If things hadn’t improved in Budhpura the point would have come when Western societies would have had to say; enough is enough and simply put an end to importing products from places like Budhpura. Despite the fact that turning our back on the problem can make things worse, there is little morale justification in continuing to prop these types of places up. This was the overriding message delivered by Bram Callewier of Belgian stone importers Beltrami and Stoneasy to the cobble traders union. If the cobble traders union didn’t make changes to their industry, then change may well be forced on them in the form of western consumers turning their backs and buying stone products from elsewhere. The whole show could be shut down.
So where are we now 2 years on?
2 years on and we’re sitting in the Manjari (the NGO on the ground, driving their project in Budhpura) community centre with the CLFZ project team and the head of the cobble traders union (who is also the local equivalent of the mayor), feeling inspired and even slightly emotional as we hear how the cobble traders union are delivering on their own commitment to ban any form of child labour in their yards.
Every cobble yard in Budhpura now proudly displays a large entrance sign, in both Hindi & English, stating that this yard is a child labour free zone. A symbolic statement maybe but a statement all the less.
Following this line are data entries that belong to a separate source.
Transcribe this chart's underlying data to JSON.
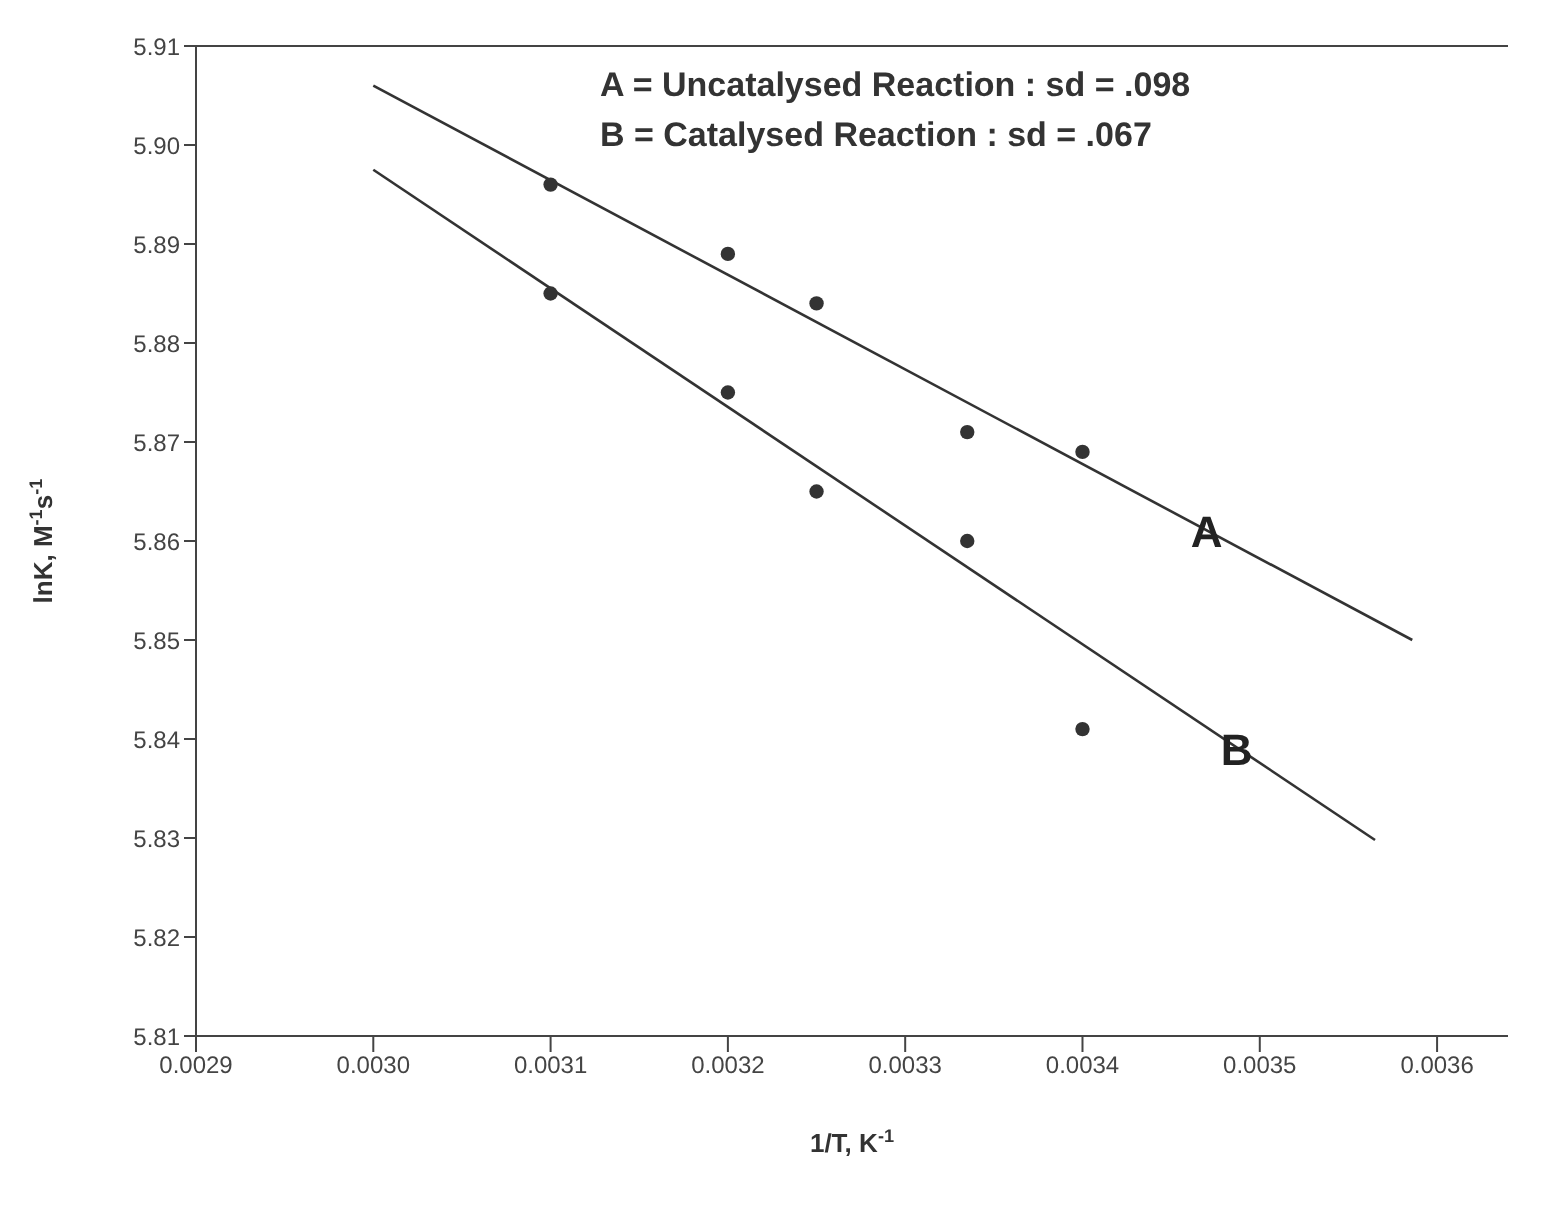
{
  "chart_data": {
    "type": "scatter",
    "xlabel": "1/T, K$^{-1}$",
    "ylabel": "lnK, M$^{-1}$s$^{-1}$",
    "xlim": [
      0.0029,
      0.00364
    ],
    "xticks": [
      0.0029,
      {
        "value": 0.003,
        "label": "0.0030"
      },
      0.0031,
      0.0032,
      0.0033,
      0.0034,
      0.0035,
      0.0036
    ],
    "ylim": [
      5.81,
      5.91
    ],
    "yticks": [
      5.81,
      5.82,
      5.83,
      5.84,
      5.85,
      5.86,
      5.87,
      5.88,
      5.89,
      {
        "value": 5.9,
        "label": "5.90"
      },
      5.91
    ],
    "grid": false,
    "legend": false,
    "series": [
      {
        "marker": "circle",
        "color": "#333333",
        "x": [
          0.0031,
          0.0032,
          0.00325,
          0.003335,
          0.0034
        ],
        "values": [
          5.896,
          5.889,
          5.884,
          5.871,
          5.869
        ]
      },
      {
        "marker": "circle",
        "color": "#333333",
        "x": [
          0.0031,
          0.0032,
          0.00325,
          0.003335,
          0.0034
        ],
        "values": [
          5.885,
          5.875,
          5.865,
          5.86,
          5.841
        ]
      },
      {
        "type": "line",
        "marker": "none",
        "color": "#333333",
        "x": [
          0.003,
          0.003586
        ],
        "values": [
          5.906,
          5.85
        ]
      },
      {
        "type": "line",
        "marker": "none",
        "color": "#333333",
        "x": [
          0.003,
          0.003565
        ],
        "values": [
          5.8975,
          5.8298
        ]
      }
    ],
    "annotations": [
      "A = Uncatalysed Reaction : sd = .098",
      "B = Catalysed Reaction : sd = .067",
      {
        "text": "A",
        "x": 0.00347,
        "y": 5.861
      },
      {
        "text": "B",
        "x": 0.003487,
        "y": 5.839
      }
    ]
  }
}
Far more than this though, it sends out a message to everyone that children should not be working in this yard and where a rule exists, so does a mechanism of ensuring the rules are followed. Local people are encouraged to report any signs of child labour in the CLFZ cobble yards and a fining system is in place for any yard that is found to employ children. A local compliance officer has also been employed to visit the cobble yards. This permanent presence is both a deterrent and a reminder of the commitment made by the cobble traders union.
There are drawbacks though and nobody is suggesting that the job is done. One drawback is that children are still engaged in homework. While no one is suggesting that work, albeit carried out at home, is acceptable, it’s a lot more palatable than children spending the entire day in a full scale yard environment.
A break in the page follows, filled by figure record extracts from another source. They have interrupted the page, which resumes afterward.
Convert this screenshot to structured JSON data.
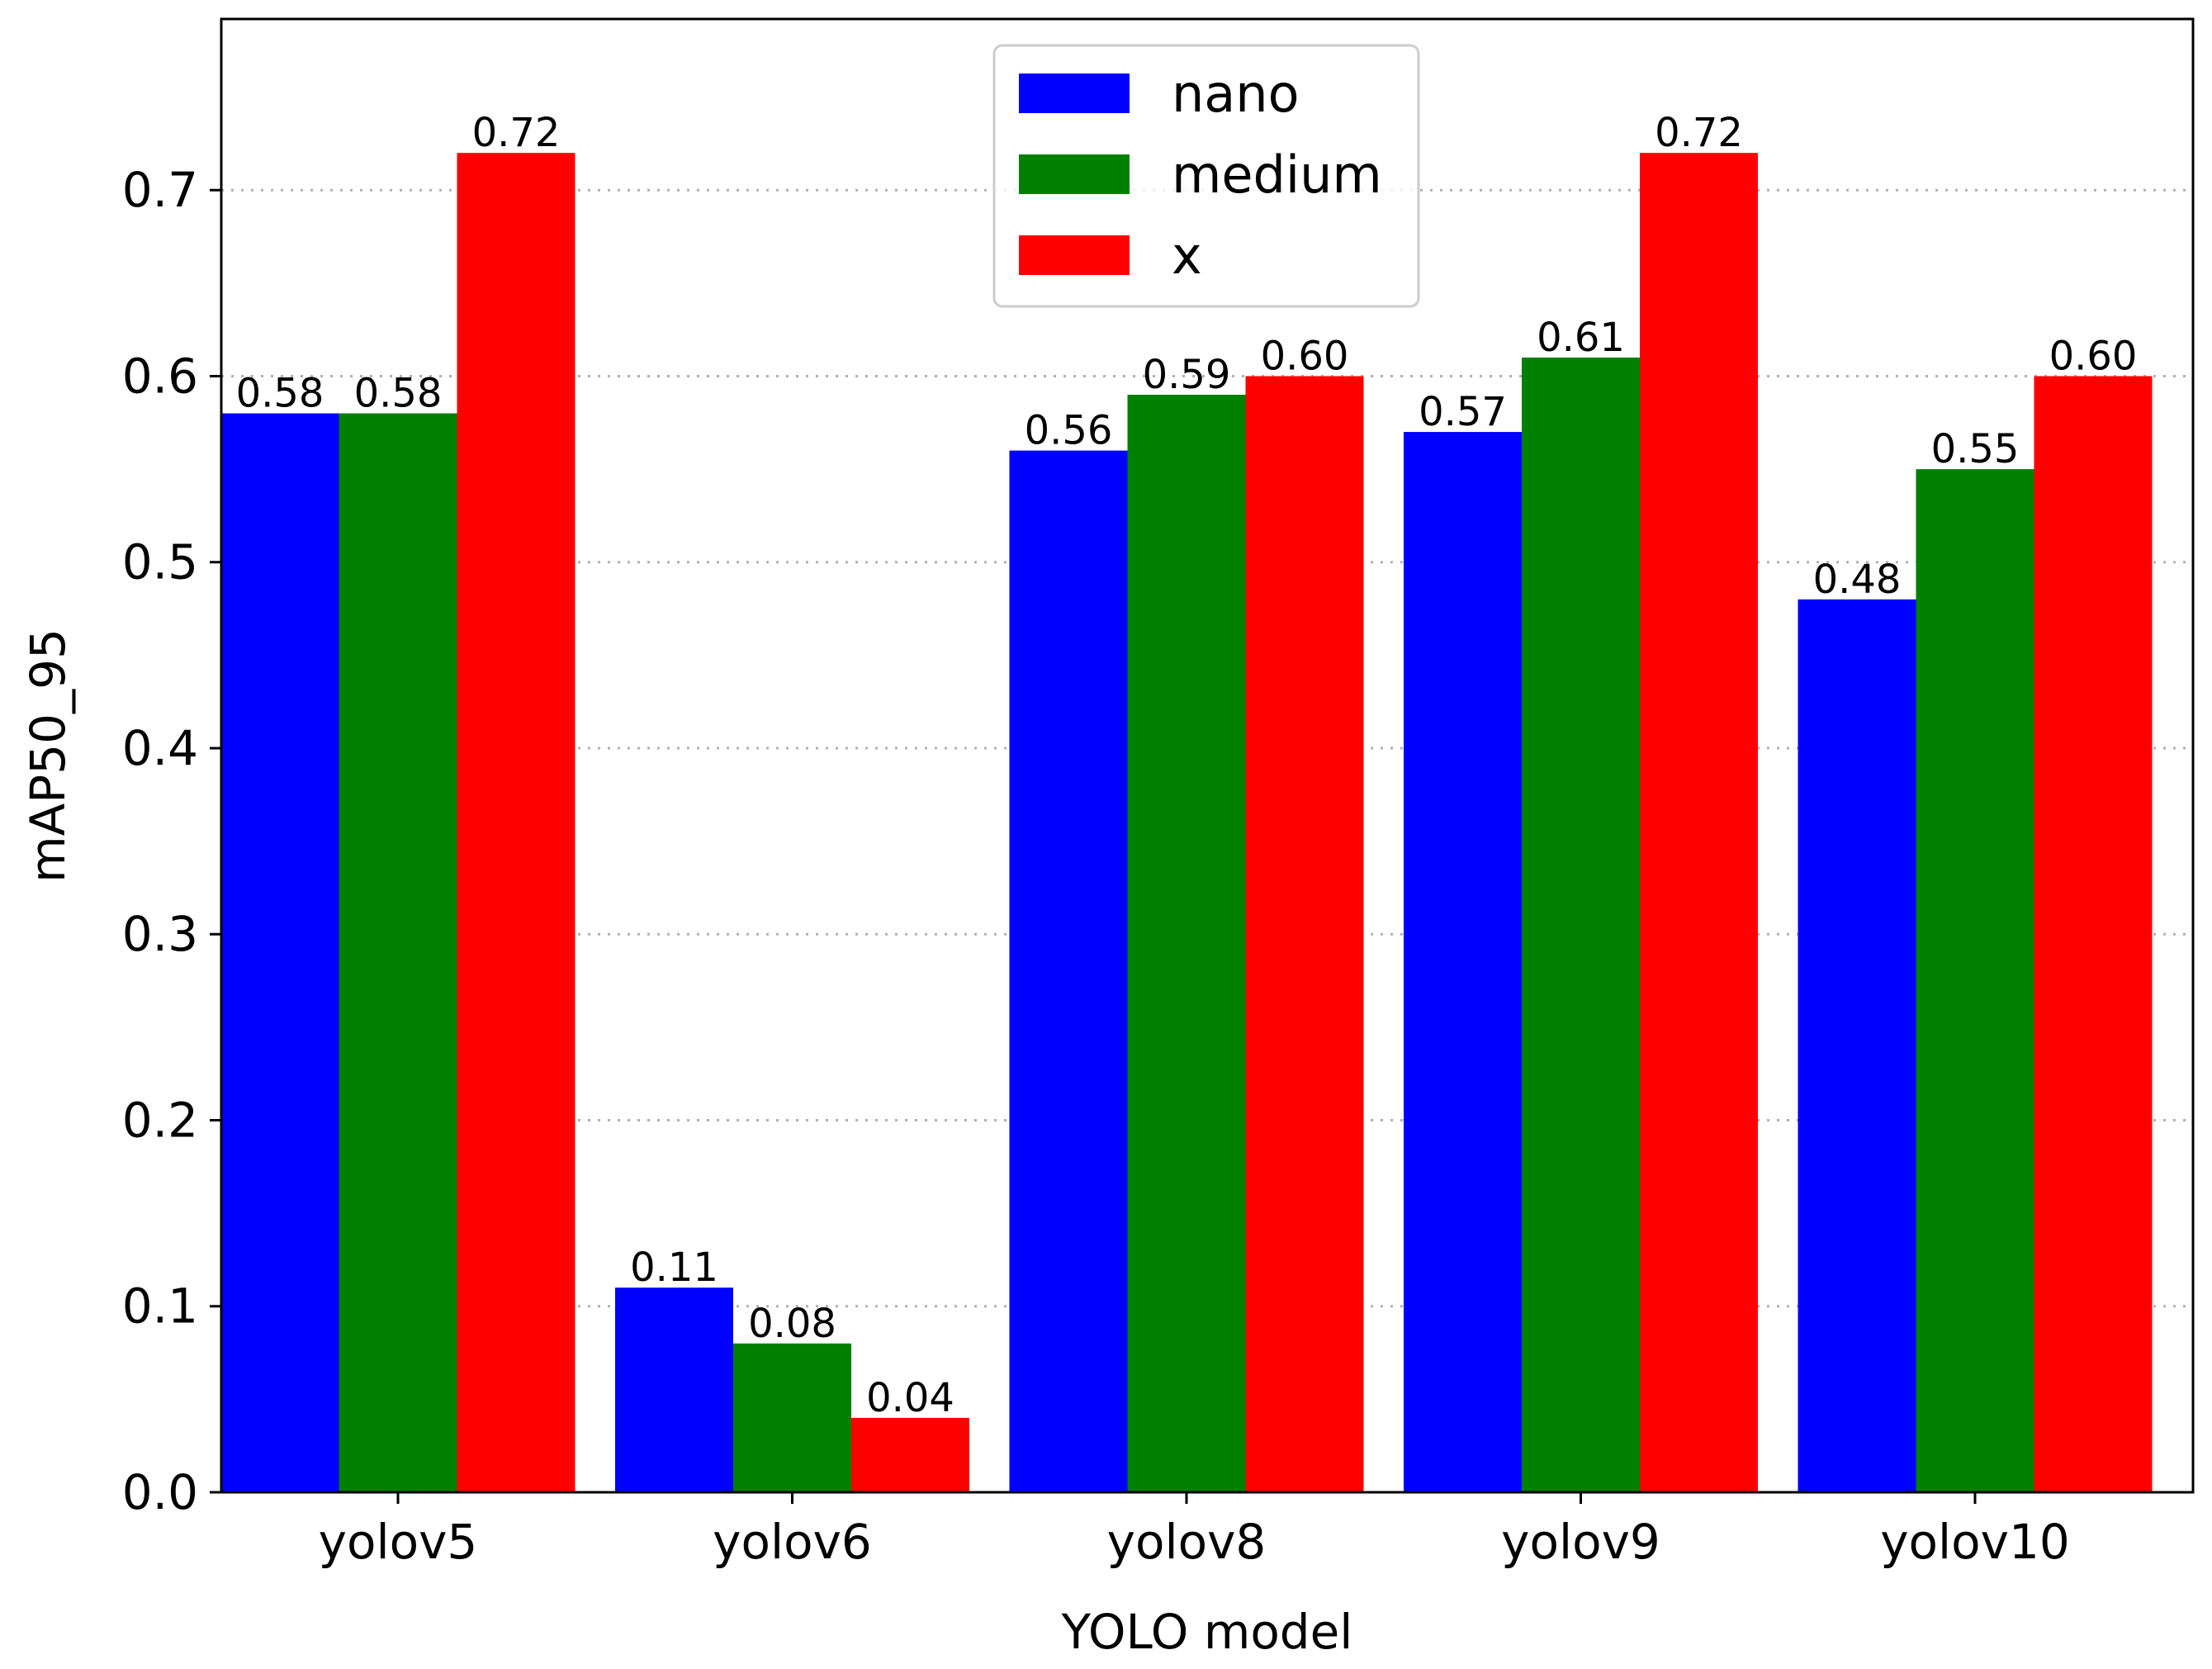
{
  "chart_data": {
    "type": "bar",
    "title": "",
    "xlabel": "YOLO model",
    "ylabel": "mAP50_95",
    "categories": [
      "yolov5",
      "yolov6",
      "yolov8",
      "yolov9",
      "yolov10"
    ],
    "series": [
      {
        "name": "nano",
        "color": "#0000ff",
        "values": [
          0.58,
          0.11,
          0.56,
          0.57,
          0.48
        ],
        "labels": [
          "0.58",
          "0.11",
          "0.56",
          "0.57",
          "0.48"
        ]
      },
      {
        "name": "medium",
        "color": "#008000",
        "values": [
          0.58,
          0.08,
          0.59,
          0.61,
          0.55
        ],
        "labels": [
          "0.58",
          "0.08",
          "0.59",
          "0.61",
          "0.55"
        ]
      },
      {
        "name": "x",
        "color": "#ff0000",
        "values": [
          0.72,
          0.04,
          0.6,
          0.72,
          0.6
        ],
        "labels": [
          "0.72",
          "0.04",
          "0.60",
          "0.72",
          "0.60"
        ]
      }
    ],
    "ylim": [
      0,
      0.792
    ],
    "yticks": [
      0.0,
      0.1,
      0.2,
      0.3,
      0.4,
      0.5,
      0.6,
      0.7
    ],
    "ytick_labels": [
      "0.0",
      "0.1",
      "0.2",
      "0.3",
      "0.4",
      "0.5",
      "0.6",
      "0.7"
    ],
    "grid": "y-dotted",
    "legend_position": "top-center"
  }
}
It’s also worth clarifying there is a big difference between a child slogging all day in a fully working cobble yard (child labour) and a child spending a few hours at home in the evening working to supplement the family income (child work). Like everything in life, there is a balance to strike and we have to find ways of making this work for everybody as we wean a society off child labour.
The fact is that every man, woman and child over the age of 5 in Budhpura can turn their hands to making cobbles. It’s not a nice fact but it’s something we need to accept and understand because it’s only through understanding that we can truly gain the wisdom required to support change.
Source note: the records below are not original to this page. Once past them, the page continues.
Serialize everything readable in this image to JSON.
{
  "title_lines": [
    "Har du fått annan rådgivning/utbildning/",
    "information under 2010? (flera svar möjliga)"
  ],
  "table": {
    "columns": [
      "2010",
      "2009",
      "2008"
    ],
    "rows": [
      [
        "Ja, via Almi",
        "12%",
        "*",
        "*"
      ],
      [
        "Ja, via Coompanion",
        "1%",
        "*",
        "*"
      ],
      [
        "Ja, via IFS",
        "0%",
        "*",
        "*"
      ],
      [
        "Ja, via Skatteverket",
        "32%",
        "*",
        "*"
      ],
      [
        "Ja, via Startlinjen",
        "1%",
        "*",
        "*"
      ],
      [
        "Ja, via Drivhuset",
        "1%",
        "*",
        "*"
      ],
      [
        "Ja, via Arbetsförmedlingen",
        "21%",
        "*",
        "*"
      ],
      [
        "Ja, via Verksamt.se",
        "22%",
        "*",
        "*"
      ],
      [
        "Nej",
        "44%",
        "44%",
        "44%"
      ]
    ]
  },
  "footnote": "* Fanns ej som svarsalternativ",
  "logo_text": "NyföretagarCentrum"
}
The last thing the project wants to do is push child labour into areas where it’s less visible. The compliance officer employed to monitor child labour in the cobble yards is also closely monitoring the cobbles getting produced at home to make sure child labour is not taking place in the home. To reiterate the point, there is a big difference between a child making some cobbles at home in the evening to supplement the family income and a child who spends all day in the home environment making cobbles. The former is an acceptable level of child work, while the latter is just another form of child labour and clearly unacceptable. The compliance office has a keen eye to the difference between child labour and child work and will report any issues of child labour in the home to the cobble traders union. To prevent child labour taking place in the home environment, the cobble traders union have made a commitment to not purchase any cobbles made at home using child labour.
The self-policing is evident and all points to the community taking care of what is a community problem. This is what the project has always been about. Empowering people to stand up and take ownership of their own community. We’ve seen criticism from some quarters that the project is nothing more than a charity project. This couldn’t be further from the truth. Strong institutions are springing up in Budhpura, like the cobble traders union, and it’s these institutions that will continue to fight the battle against child labour long after we have gone.